The true waxes, unlike the oils described in Chapter V, are not glycerides, and do not therefore yield glycerin when they are saponified - that is, turned into soaps by the action of alkalies. Ordinary beeswax is the best known, and probably the most important of all the different kinds; but very few experiments have been made as to the utilization of exotic and vegetable waxes in the processes of painting. Crude beeswax requires purification and bleaching in order to fit it for artistic use. The first operation consists in melting the wax at nearly the lowest temperature possible, and then pouring it in a slender stream into a cold saturated solution of alum, agitating the latter all the time. The granulated wax thus prepared may be bleached by exposure for several days on linen cloths to the action of the sunlight and dew; or it may be treated with dilute chromic acid solution, or with hydrogen peroxide. All these processes succeed better when the wax is in the form of thin sheets or ribbons.

The bleached wax, after thorough washing and drying, is to be re-melted. Its hardness is increased and its melting-point raised by the above treatment.

Bleached beeswax melts at 62° or 64° C. (144° or 147° F.). It consists of four distinct substances, not present in all samples in the same proportions. By boiling wax with strong alcohol a substance called myricin (myricyl palmitate) is left undissolved. The dissolved portion is the larger; the bulk of it, which crystallizes out as the alcohol cools, was formerly called cerin. It is a mixture of two fatty acids. The cold alcohol still retains a small quantity of a fourth substance.

Beeswax, by long-continued exposure to atmospheric influences, disintegrates and partially perishes by oxidation. It is a constituent of Gambier-Parry's spirit-fresco medium, into which it is introduced in order to impart a matt appearance to the painting. Excellent examples of the use of melted wax as a binding material for pigments may be seen in the National Gallery and the Victoria and Albert Museum. They are encaustic portraits, executed probably in the second and third centuries of our era, and were discovered by Professor W. M. Flinders Petrie, in the Hawara Cemetery, Fayum, Egypt. The pigments were mixed with wax and laid on in the melted state. The wax having become disintegrated in the course of centuries has been re-melted, some fresh wax having been added in several instances.

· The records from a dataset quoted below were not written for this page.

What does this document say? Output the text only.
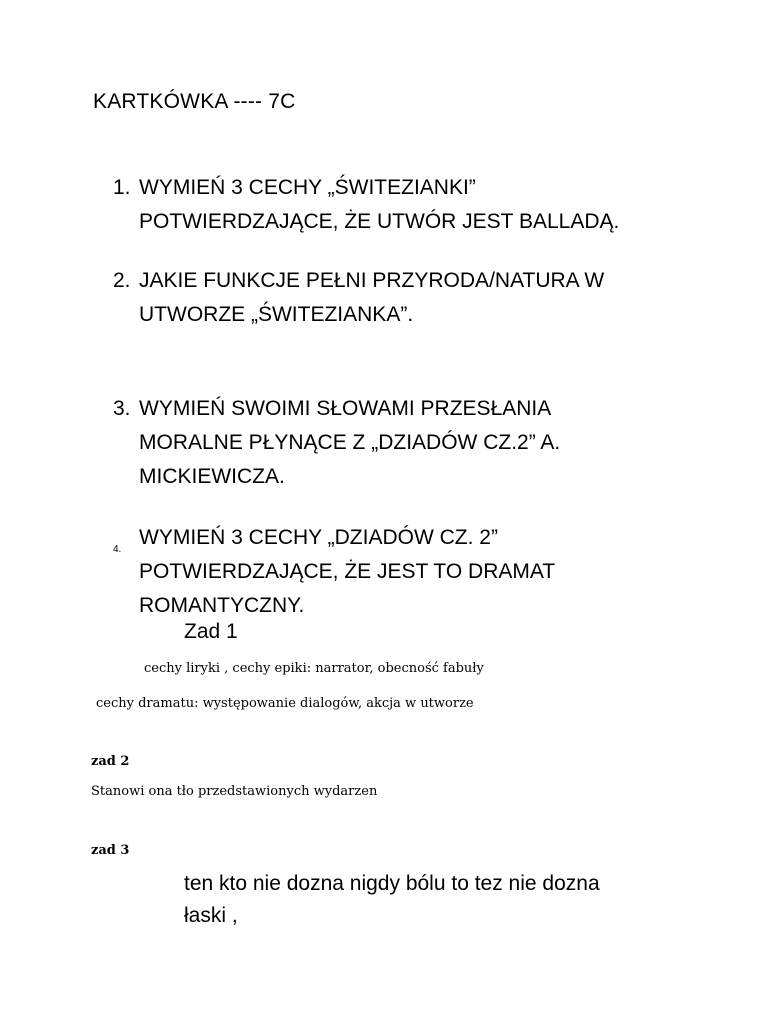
KARTKÓWKA ---- 7C
1. WYMIEŃ 3 CECHY „ŚWITEZIANKI”
POTWIERDZAJĄCE, ŻE UTWÓR JEST BALLADĄ.
2. JAKIE FUNKCJE PEŁNI PRZYRODA/NATURA W
UTWORZE „ŚWITEZIANKA”.
3. WYMIEŃ SWOIMI SŁOWAMI PRZESŁANIA
MORALNE PŁYNĄCE Z „DZIADÓW CZ.2” A.
MICKIEWICZA.
4.
WYMIEŃ 3 CECHY „DZIADÓW CZ. 2”
POTWIERDZAJĄCE, ŻE JEST TO DRAMAT
ROMANTYCZNY.
Zad 1
cechy liryki , cechy epiki: narrator, obecność fabuły
cechy dramatu: występowanie dialogów, akcja w utworze
zad 2
Stanowi ona tło przedstawionych wydarzen
zad 3
ten kto nie dozna nigdy bólu to tez nie dozna
łaski ,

Wax is abundantly distributed in the vegetable world; its production is, in many cases, stimulated by the attacks of insects. Thus, Chinese wax is produced by the puncture of Coccus Pela, living on Ligustrum lucidum and Fraxinus chinensis. Chinese wax, which melts at 82° C. (180° F.), consists almost entirely of cerotyl cerotate. Brazilian or Carnaüba wax occurs naturally in thin films on the leaves of a palm (Copernicia cerifera); it melts at 84° C. (183° F.). Japanese or Ibota wax is probably produced by the attacks of a coccus on Ligustrum Ibota; it melts at 42° C. (108° F.).